Sur le bilan, des clivages nets. Dominique Voynet (Mme Dominique Voynet) porte la critique économique la plus tranchée : selon elle, le choix issu du plan Messmer a été pris « au doigt mouillé », a endetté EDF et a « dilapidé » sa rente « par des tarifs ridiculement bas, qui ont encouragé le gaspillage », sans provisionner l'aval du cycle, aggravés par « une politique frénétique d'acquisitions hasardeuses à l'export ».

À l'opposé, Éric Besson (M. Eric Besson) valorise le modèle et impute le déclin énergétique français non au dispositif technique mais à l'instabilité politique : la rupture du consensus transpartisan et le « stop and go ». Selon lui, « en matière de politique énergétique, laquelle s'inscrit dans le temps long, rien n'est pire que le stop and go, les atermoiements, les virages à cent quatre-vingts degrés ». Il plaide pour un nouveau plan Messmer à l'échelle des besoins des trente prochaines années.

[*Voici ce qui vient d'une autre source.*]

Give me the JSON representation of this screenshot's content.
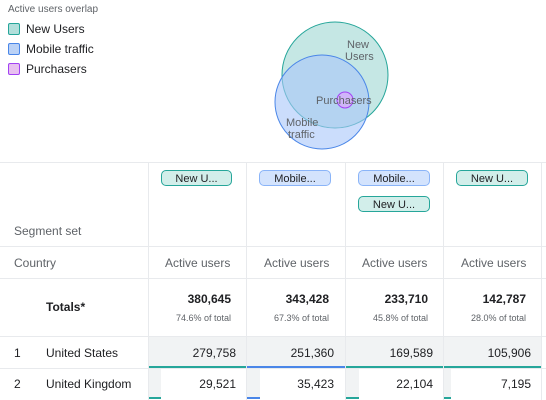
{
  "legend": {
    "title": "Active users overlap",
    "items": [
      {
        "label": "New Users",
        "fill": "#b2dfdb",
        "border": "#26a69a"
      },
      {
        "label": "Mobile traffic",
        "fill": "#bbd2f6",
        "border": "#4a86e8"
      },
      {
        "label": "Purchasers",
        "fill": "#e8c0f0",
        "border": "#a142f4"
      }
    ]
  },
  "venn": {
    "labels": {
      "new_users_1": "New",
      "new_users_2": "Users",
      "purchasers": "Purchasers",
      "mobile_1": "Mobile",
      "mobile_2": "traffic"
    }
  },
  "table": {
    "segment_set_label": "Segment set",
    "dimension_label": "Country",
    "metric_label": "Active users",
    "totals_label": "Totals*",
    "columns": [
      {
        "chips": [
          {
            "label": "New U...",
            "color": "teal"
          }
        ],
        "total": "380,645",
        "pct": "74.6% of total",
        "underline": "#26a69a"
      },
      {
        "chips": [
          {
            "label": "Mobile...",
            "color": "blue"
          }
        ],
        "total": "343,428",
        "pct": "67.3% of total",
        "underline": "#4a86e8"
      },
      {
        "chips": [
          {
            "label": "Mobile...",
            "color": "blue"
          },
          {
            "label": "New U...",
            "color": "teal"
          }
        ],
        "total": "233,710",
        "pct": "45.8% of total",
        "underline": "#26a69a"
      },
      {
        "chips": [
          {
            "label": "New U...",
            "color": "teal"
          }
        ],
        "total": "142,787",
        "pct": "28.0% of total",
        "underline": "#26a69a"
      }
    ],
    "rows": [
      {
        "rank": "1",
        "country": "United States",
        "values": [
          "279,758",
          "251,360",
          "169,589",
          "105,906"
        ]
      },
      {
        "rank": "2",
        "country": "United Kingdom",
        "values": [
          "29,521",
          "35,423",
          "22,104",
          "7,195"
        ]
      }
    ]
  }
}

Delphine Batho (Mme Delphine Batho) ouvre un troisième angle. Elle renverse l'idée d'une rivalité entre pétrole et nucléaire en décrivant un « couple dominant » conservateur : selon elle (Mme Delphine Batho), « les membres de ce couple dominant cheminent souvent bras dessus, bras dessous », s'alliant pour « prôner le conservatisme énergétique » et combattre les renouvelables et les économies d'énergie, « alors même que tout a changé ».

Points saillants. Le nucléaire « devait représenter les trois quarts de notre production d'électricité » (d'Escatha, M. Yannick d’Escatha). Le clivage central oppose ceux qui lisent la trajectoire comme une réussite fragilisée par l'instabilité politique (Besson) à ceux qui en critiquent les fondements économiques (Voynet) ou la logique conservatrice (Batho), sur un constat historique commun : le programme précède le choc pétrolier.

Qui en parle

Interventions regroupées (6 citations · 5 auditions)

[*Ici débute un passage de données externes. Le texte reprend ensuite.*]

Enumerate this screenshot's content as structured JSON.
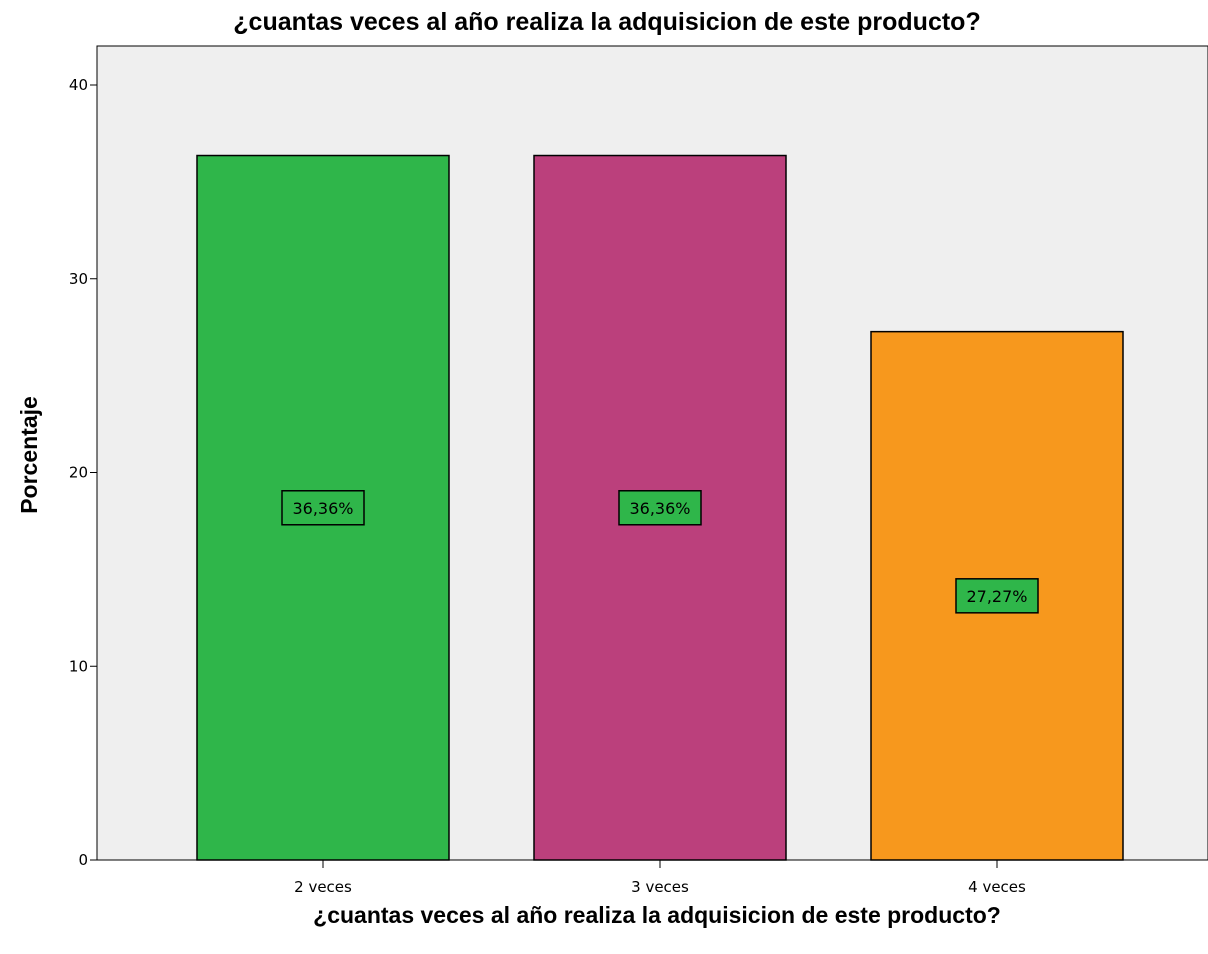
{
  "chart_data": {
    "type": "bar",
    "title": "¿cuantas veces al año realiza la adquisicion de este producto?",
    "xlabel": "¿cuantas veces al año realiza la adquisicion de este producto?",
    "ylabel": "Porcentaje",
    "categories": [
      "2 veces",
      "3 veces",
      "4 veces"
    ],
    "values": [
      36.36,
      36.36,
      27.27
    ],
    "data_labels": [
      "36,36%",
      "36,36%",
      "27,27%"
    ],
    "ylim": [
      0,
      42
    ],
    "yticks": [
      0,
      10,
      20,
      30,
      40
    ],
    "grid": false,
    "legend": "none",
    "colors": {
      "bars": [
        "#2fb64a",
        "#bb407c",
        "#f7981d"
      ],
      "label_box": "#2fb64a",
      "plot_background": "#efefef",
      "border": "#000000"
    }
  }
}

Domaine : Histoire et trajectoire politique du nucléaire · Sujet : programme-messmer-historique

Couverture : 6 citations · 4 positions · 5 auditions

_Slugs bruts fusionnés : programme-electronucleaire-historique, nucléaire-antérieur-choc-pétrolier, plan-messmer-consensus-nucleaire, plan-messmer-reussite, plan-messmer-rente-nucleaire, généalogie-longue-nucléaire, couple-dominant-petrole-nucleaire_

Positions exprimées

  • Mme Dominique Voynet (Mme Dominique Voynet) : Le choix nucléaire issu du plan Messmer a été pris au doigt mouillé, a endetté EDF et dilapidé sa rente par des tarifs artificiellement bas sans provisionner l'aval du cycle. _(tranchant 4)_
  • (table ronde) (M. Yves Bouvier & Mme Nathalie Ortar) : Le programme nucléaire français est une ambition de long terme antérieure au choc pétrolier de 1973, et non une réaction à la crise. _(tranchant 3)_
  • Mme Delphine Batho (Mme Delphine Batho) : Petrole et nucleaire forment un couple dominant conservateur qui s'allie pour combattre les renouvelables et les economies d'energie, contrairement a l'idee qu'ils s'opposeraient. _(tranchant 3)_
  • M. Eric Besson (M. Eric Besson) : Le declin energetique francais vient de la rupture du consensus politique transpartisan et du stop and go ; il faut un nouveau plan Messmer a l'echelle des besoins des trente prochaines annees. _(tranchant 2)_

Citations (verbatim, sourcées)

« Au-delà de cette dimension professionnelle, la quête d’indépendance énergétique représente un horizon politique – et je parle d’un horizon, puisque la France n’a jamais réellement connu d’indépendance énergétique. »

Yves Bouvier (audite, audition de M. Yves Bouvier & Mme Nathalie Ortar, 2022-11-02)

_Pose d'emblée que l'indépendance énergétique est un horizon jamais atteint, désamorçant l'idée d'un âge d'or souverain._

« Cependant, le programme nucléaire est lancé non comme une réaction politique à la crise de 1973, mais bien comme une ambition de long terme fondée sur la coopération entre une industrie compétente en France – qui a pour fer de lance les usines du Creusot et de Chalon-sur-Saône – et l’industriel EDF. »

Yves Bouvier (audite, audition de M. Yves Bouvier & Mme Nathalie Ortar, 2022-11-02)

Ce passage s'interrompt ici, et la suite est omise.